Carolina Ruoso, historiadora da arte


Fortaleza, 29 de janeiro de 2018.


Carolina,


Aceito seu convite e acho importantíssima essa iniciativa de memória viva.


O teatro começou na escola, depois passei a ser líder de sala. Foi natural sair da escola e procurar dar continuidade ao teatro, mas foi profissionalmente na dança e com a dança que fui encontrando minha forma de estar no âmbito da arte, sempre parto do corpo e de um corpo que dança. E, como Artista, uso todas as ferramentas que o trabalho pede.
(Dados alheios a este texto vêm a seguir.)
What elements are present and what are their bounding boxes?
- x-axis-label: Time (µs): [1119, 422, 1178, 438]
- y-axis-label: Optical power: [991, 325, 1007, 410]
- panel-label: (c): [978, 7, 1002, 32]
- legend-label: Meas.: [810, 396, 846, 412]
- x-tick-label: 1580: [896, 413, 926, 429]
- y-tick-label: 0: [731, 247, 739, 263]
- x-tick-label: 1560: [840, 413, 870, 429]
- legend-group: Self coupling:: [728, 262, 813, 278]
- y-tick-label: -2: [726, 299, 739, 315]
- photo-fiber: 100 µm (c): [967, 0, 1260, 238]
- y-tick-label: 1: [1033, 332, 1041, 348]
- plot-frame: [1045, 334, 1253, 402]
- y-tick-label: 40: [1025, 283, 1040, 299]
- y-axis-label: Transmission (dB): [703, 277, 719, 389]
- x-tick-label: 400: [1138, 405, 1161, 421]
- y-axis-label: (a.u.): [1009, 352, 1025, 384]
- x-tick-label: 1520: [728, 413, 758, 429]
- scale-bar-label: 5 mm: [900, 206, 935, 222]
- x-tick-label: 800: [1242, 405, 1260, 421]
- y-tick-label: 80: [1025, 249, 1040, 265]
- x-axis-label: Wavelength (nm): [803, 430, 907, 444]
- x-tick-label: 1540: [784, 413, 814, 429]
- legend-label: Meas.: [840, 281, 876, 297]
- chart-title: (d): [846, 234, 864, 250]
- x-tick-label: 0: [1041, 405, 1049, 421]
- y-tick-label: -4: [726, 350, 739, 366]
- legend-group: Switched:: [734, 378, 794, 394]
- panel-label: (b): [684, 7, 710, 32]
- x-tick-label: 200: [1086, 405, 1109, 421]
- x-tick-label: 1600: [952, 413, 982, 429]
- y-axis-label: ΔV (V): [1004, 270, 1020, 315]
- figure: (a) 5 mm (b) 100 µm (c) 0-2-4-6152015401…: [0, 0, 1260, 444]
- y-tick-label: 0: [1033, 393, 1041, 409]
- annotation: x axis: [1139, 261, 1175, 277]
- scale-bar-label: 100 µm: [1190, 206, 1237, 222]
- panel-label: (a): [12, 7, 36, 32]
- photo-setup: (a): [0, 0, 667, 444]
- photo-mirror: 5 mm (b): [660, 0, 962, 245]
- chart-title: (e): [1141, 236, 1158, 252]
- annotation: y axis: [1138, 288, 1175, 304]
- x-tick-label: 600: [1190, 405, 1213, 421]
Se o trabalho pede que utilize da arte urbana, será da arte urbana então, se o trabalho pede que seja projeção mapeada, material audiovisual, então será. Na minha formação de artista passo por diversas linguagens, desde as danças populares até uma escola de belas artes na França, um lugar complementa o outro, uma linguagem complementa a outra. Sou Artivista.


SIIIIM! Loie Fuller foi uma mulher à frente de seu tempo. Aproximou o corpo com a mediação tecnológica, junto com os irmãos Lumière. Loie Fuller era de uma genialidade incrível, tanto é que até hoje, milhares de pessoas reproduzem a sua dança “SERPENTINE”. Mulher, lésbica, artista, veja só!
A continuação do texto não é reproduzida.